William Adams wrote:
> On Jan 12, 2007, at 2:02 PM, Pablo Rodríguez wrote:
>> one of the things that I think it would be interesting to implement in
>> xdvipdfmx is one feature that Adobe generated documents (such as
>> http://pdf.codev2.cc/Lessig-Codev2.pdf) have: that the searchable text
>> contains no line breaks (within the same paragraphs) and hyphenated
>> works aren't hyphenated in the text within.
> I'm not fully understanding what you're saying here.

Thanks, William, for your answer. Sorry, but I have expressed myself
wrong. And I'm afraid that I chose the wrong example. The right one is

> There's a hyphen ``transla-
> tion'' on the first line of the book (pg.ix).

Let's take “soft-ware” on page xiii. Acrobat is not able to find a
hyphen there. And it copies an unhyphenated word.

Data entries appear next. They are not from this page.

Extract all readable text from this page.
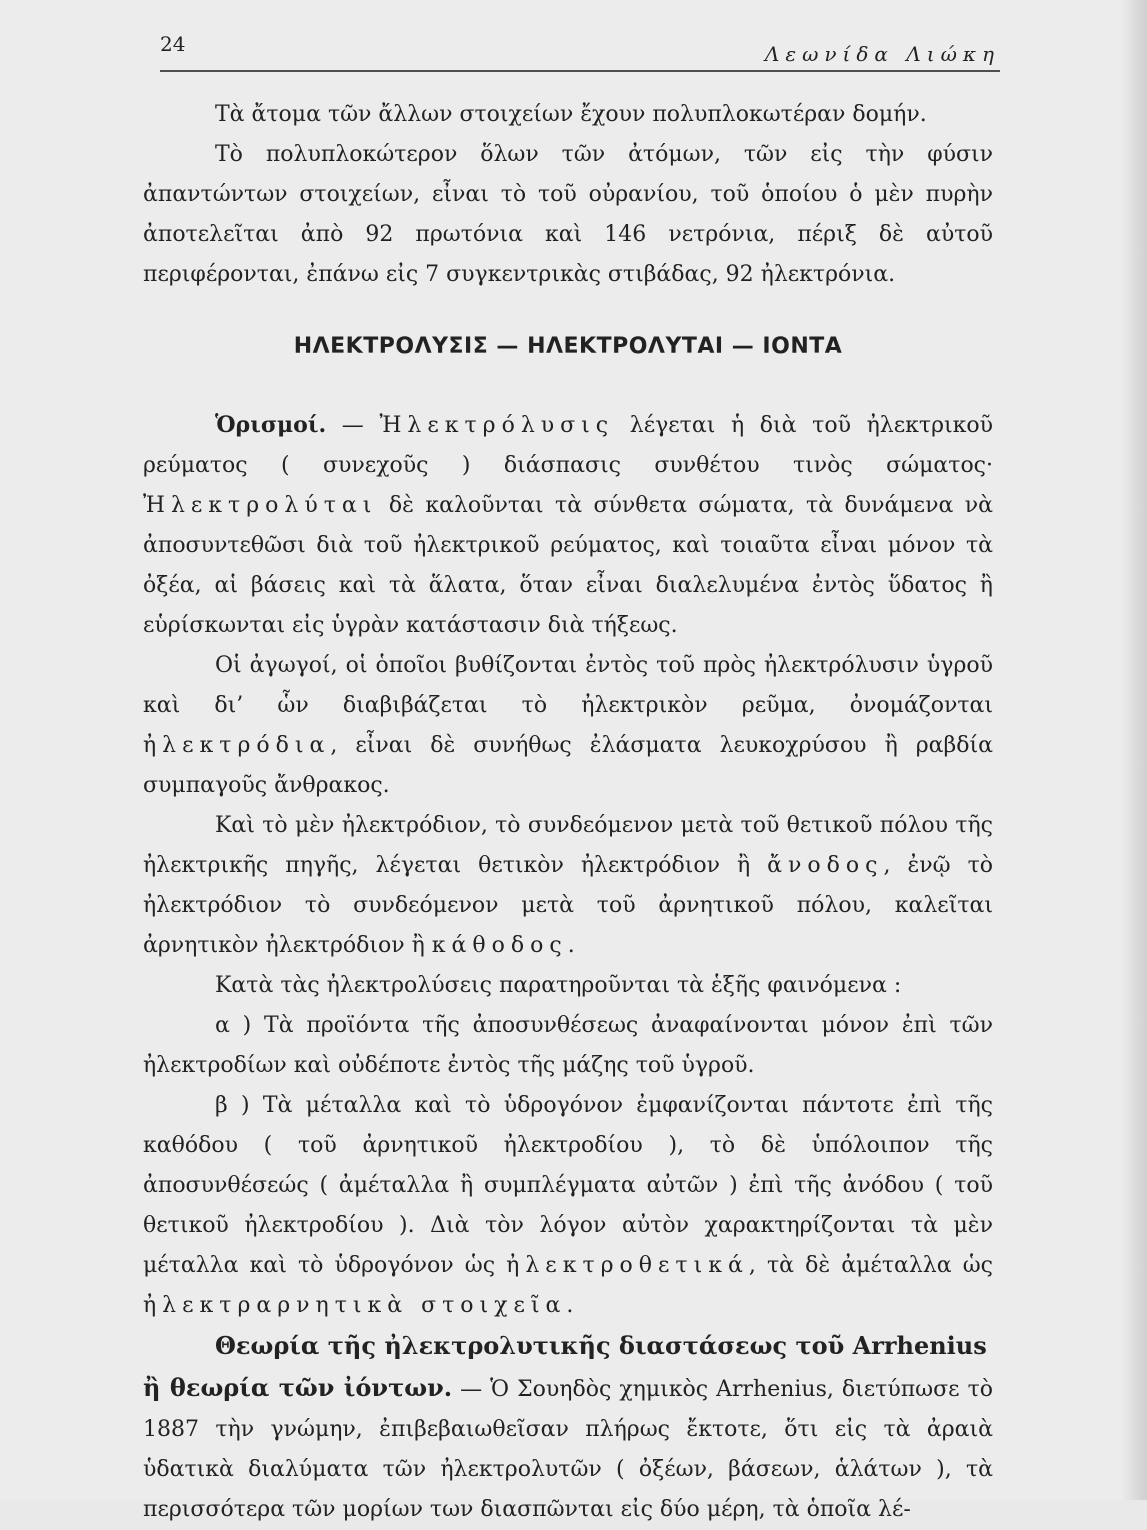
24	Λεωνίδα Λιώκη

Τὰ ἄτομα τῶν ἄλλων στοιχείων ἔχουν πολυπλοκωτέραν δομήν.

Τὸ πολυπλοκώτερον ὅλων τῶν ἀτόμων, τῶν εἰς τὴν φύσιν ἀπαντώντων στοιχείων, εἶναι τὸ τοῦ οὐρανίου, τοῦ ὁποίου ὁ μὲν πυρὴν ἀποτελεῖται ἀπὸ 92 πρωτόνια καὶ 146 νετρόνια, πέριξ δὲ αὐτοῦ περιφέρονται, ἐπάνω εἰς 7 συγκεντρικὰς στιβάδας, 92 ἠλεκτρόνια.

ΗΛΕΚΤΡΟΛΥΣΙΣ — ΗΛΕΚΤΡΟΛΥΤΑΙ — ΙΟΝΤΑ

Ὁρισμοί. — Ἠλεκτρόλυσις λέγεται ἡ διὰ τοῦ ἠλεκτρικοῦ ρεύματος ( συνεχοῦς ) διάσπασις συνθέτου τινὸς σώματος· Ἠλεκτρολύται δὲ καλοῦνται τὰ σύνθετα σώματα, τὰ δυνάμενα νὰ ἀποσυντεθῶσι διὰ τοῦ ἠλεκτρικοῦ ρεύματος, καὶ τοιαῦτα εἶναι μόνον τὰ ὀξέα, αἱ βάσεις καὶ τὰ ἅλατα, ὅταν εἶναι διαλελυμένα ἐντὸς ὕδατος ἢ εὑρίσκωνται εἰς ὑγρὰν κατάστασιν διὰ τήξεως.

Οἱ ἀγωγοί, οἱ ὁποῖοι βυθίζονται ἐντὸς τοῦ πρὸς ἠλεκτρόλυσιν ὑγροῦ καὶ δι’ ὧν διαβιβάζεται τὸ ἠλεκτρικὸν ρεῦμα, ὀνομάζονται ἠλεκτρόδια, εἶναι δὲ συνήθως ἐλάσματα λευκοχρύσου ἢ ραβδία συμπαγοῦς ἄνθρακος.

Καὶ τὸ μὲν ἠλεκτρόδιον, τὸ συνδεόμενον μετὰ τοῦ θετικοῦ πόλου τῆς ἠλεκτρικῆς πηγῆς, λέγεται θετικὸν ἠλεκτρόδιον ἢ ἄνοδος, ἐνῷ τὸ ἠλεκτρόδιον τὸ συνδεόμενον μετὰ τοῦ ἀρνητικοῦ πόλου, καλεῖται ἀρνητικὸν ἠλεκτρόδιον ἢ κάθοδος.

Κατὰ τὰς ἠλεκτρολύσεις παρατηροῦνται τὰ ἑξῆς φαινόμενα :

α ) Τὰ προϊόντα τῆς ἀποσυνθέσεως ἀναφαίνονται μόνον ἐπὶ τῶν ἠλεκτροδίων καὶ οὐδέποτε ἐντὸς τῆς μάζης τοῦ ὑγροῦ.

β ) Τὰ μέταλλα καὶ τὸ ὑδρογόνον ἐμφανίζονται πάντοτε ἐπὶ τῆς καθόδου ( τοῦ ἀρνητικοῦ ἠλεκτροδίου ), τὸ δὲ ὑπόλοιπον τῆς ἀποσυνθέσεώς ( ἀμέταλλα ἢ συμπλέγματα αὐτῶν ) ἐπὶ τῆς ἀνόδου ( τοῦ θετικοῦ ἠλεκτροδίου ). Διὰ τὸν λόγον αὐτὸν χαρακτηρίζονται τὰ μὲν μέταλλα καὶ τὸ ὑδρογόνον ὡς ἠλεκτροθετικά, τὰ δὲ ἀμέταλλα ὡς ἠλεκτραρνητικὰ στοιχεῖα.

Θεωρία τῆς ἠλεκτρολυτικῆς διαστάσεως τοῦ Arrhenius
ἢ θεωρία τῶν ἰόντων. — Ὁ Σουηδὸς χημικὸς Arrhenius, διετύπωσε τὸ 1887 τὴν γνώμην, ἐπιβεβαιωθεῖσαν πλήρως ἔκτοτε, ὅτι εἰς τὰ ἀραιὰ ὑδατικὰ διαλύματα τῶν ἠλεκτρολυτῶν ( ὀξέων, βάσεων, ἁλάτων ), τὰ περισσότερα τῶν μορίων των διασπῶνται εἰς δύο μέρη, τὰ ὁποῖα λέ-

> If you mean that Acrobat allows a search for ``translation'' to find  
> ``transla-
> tion'', well that works for TeX document too --- Adobe simply chose  
> to ignore / stitch together parts of words on different lines  
> separated by a hyphen.

My experience is that Acrobat does not find “transla-tion” searching
from “translation” on page ix in Lessig-Codev2.pdf. And it finds
“soft-ware” on page xiii in freeculture.pdf. I think that Acrobat finds
it, because of the way the PDF document is generated (and not because of
a general feature that the one you described).

I have uncompressed freeculture.pdf and edited it with vim, but I was
not able to find the reason why Acrobat is able to find “soft-ware” when
 searching for “software”. No surprise, since I have no knowledge of the
PDF specification.

Thanks for your help,